Let $A \doteq \{x_n\}^\infty_{n \doteq 1}$ be a sequence and let $B$ be the set of all subsequential limits of $A$. I have to show that $A \cup B$ is closed.

I got that $B$ is closed from that theorem in Rudin's textbook that said that the subsequential limits form a closed set which leads that $B$ is closed. Now I figured that I should prove that $A$ is closed as well in order to complete the proof, and that's where I'm stuck at.

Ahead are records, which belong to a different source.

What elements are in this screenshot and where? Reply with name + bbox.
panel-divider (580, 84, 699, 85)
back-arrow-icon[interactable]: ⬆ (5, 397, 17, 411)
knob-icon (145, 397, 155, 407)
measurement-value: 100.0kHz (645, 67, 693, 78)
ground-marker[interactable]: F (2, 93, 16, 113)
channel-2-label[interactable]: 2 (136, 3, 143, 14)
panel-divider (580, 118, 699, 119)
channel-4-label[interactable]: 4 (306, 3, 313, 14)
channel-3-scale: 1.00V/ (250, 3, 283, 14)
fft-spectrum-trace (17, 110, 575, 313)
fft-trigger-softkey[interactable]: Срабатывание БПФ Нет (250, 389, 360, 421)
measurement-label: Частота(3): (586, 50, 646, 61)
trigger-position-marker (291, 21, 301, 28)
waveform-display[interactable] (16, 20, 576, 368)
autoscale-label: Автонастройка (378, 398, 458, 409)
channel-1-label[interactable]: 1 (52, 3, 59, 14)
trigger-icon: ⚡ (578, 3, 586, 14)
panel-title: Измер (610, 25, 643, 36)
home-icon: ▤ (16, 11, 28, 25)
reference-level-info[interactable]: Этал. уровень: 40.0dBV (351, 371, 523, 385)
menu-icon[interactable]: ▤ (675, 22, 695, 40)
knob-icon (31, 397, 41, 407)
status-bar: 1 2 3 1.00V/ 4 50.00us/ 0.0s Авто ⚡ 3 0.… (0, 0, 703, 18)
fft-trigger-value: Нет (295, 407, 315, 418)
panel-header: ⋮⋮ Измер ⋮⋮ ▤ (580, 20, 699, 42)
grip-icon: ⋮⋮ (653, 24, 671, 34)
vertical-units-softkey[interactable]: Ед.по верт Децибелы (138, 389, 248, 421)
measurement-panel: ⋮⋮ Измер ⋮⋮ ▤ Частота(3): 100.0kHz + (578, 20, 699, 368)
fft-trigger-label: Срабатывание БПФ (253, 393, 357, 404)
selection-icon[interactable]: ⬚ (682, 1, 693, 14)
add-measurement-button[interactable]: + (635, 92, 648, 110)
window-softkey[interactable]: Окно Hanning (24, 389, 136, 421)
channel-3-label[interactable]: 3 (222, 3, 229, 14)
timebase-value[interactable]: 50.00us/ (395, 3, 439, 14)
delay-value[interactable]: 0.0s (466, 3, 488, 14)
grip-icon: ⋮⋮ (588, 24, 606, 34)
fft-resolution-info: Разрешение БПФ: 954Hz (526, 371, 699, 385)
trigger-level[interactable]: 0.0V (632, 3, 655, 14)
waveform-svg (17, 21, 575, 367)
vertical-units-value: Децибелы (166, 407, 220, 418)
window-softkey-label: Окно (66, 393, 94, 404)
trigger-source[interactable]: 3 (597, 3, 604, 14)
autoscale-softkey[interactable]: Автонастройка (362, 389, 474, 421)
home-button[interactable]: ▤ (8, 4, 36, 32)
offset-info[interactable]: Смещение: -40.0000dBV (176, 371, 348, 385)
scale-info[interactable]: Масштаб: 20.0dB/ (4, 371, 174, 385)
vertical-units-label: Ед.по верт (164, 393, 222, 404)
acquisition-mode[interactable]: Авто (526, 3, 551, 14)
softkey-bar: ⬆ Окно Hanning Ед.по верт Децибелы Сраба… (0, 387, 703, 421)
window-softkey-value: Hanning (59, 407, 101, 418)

2. Originally Posted by darkchibi07
Let $A \doteq \{x_n\}^\infty_{n \doteq 1}$ be a sequence and let $B$ be the set of all subsequential limits of $A$. I have to show that $A \cup B$ is closed.
I got that $B$ is closed from that theorem in Rudin's textbook that said that the subsequential limits form a closed set which leads that $B$ is closed. Now I figured that I should prove that $A$ is closed as well in order to complete the proof, and that's where I'm stuck at.
You cannot prove that $A$ is closed, consider $A = \left\{ {\frac{1}{n}} \right\}$.
But if $a$ is a limit point of $A$ them some subsequence of $A$ converges to $a$. Because $B$ is the set of all subsequential limits of $A$ then it follows that $A \cup B$ is closed. And of course $B$ is closed because any point limit point of $B$ is also a limit point of $A$, so it must belong to $B$ meaning it is closed.

3. Was the subsequence of $A$ you chose just arbituary, or do I have to construct it formally?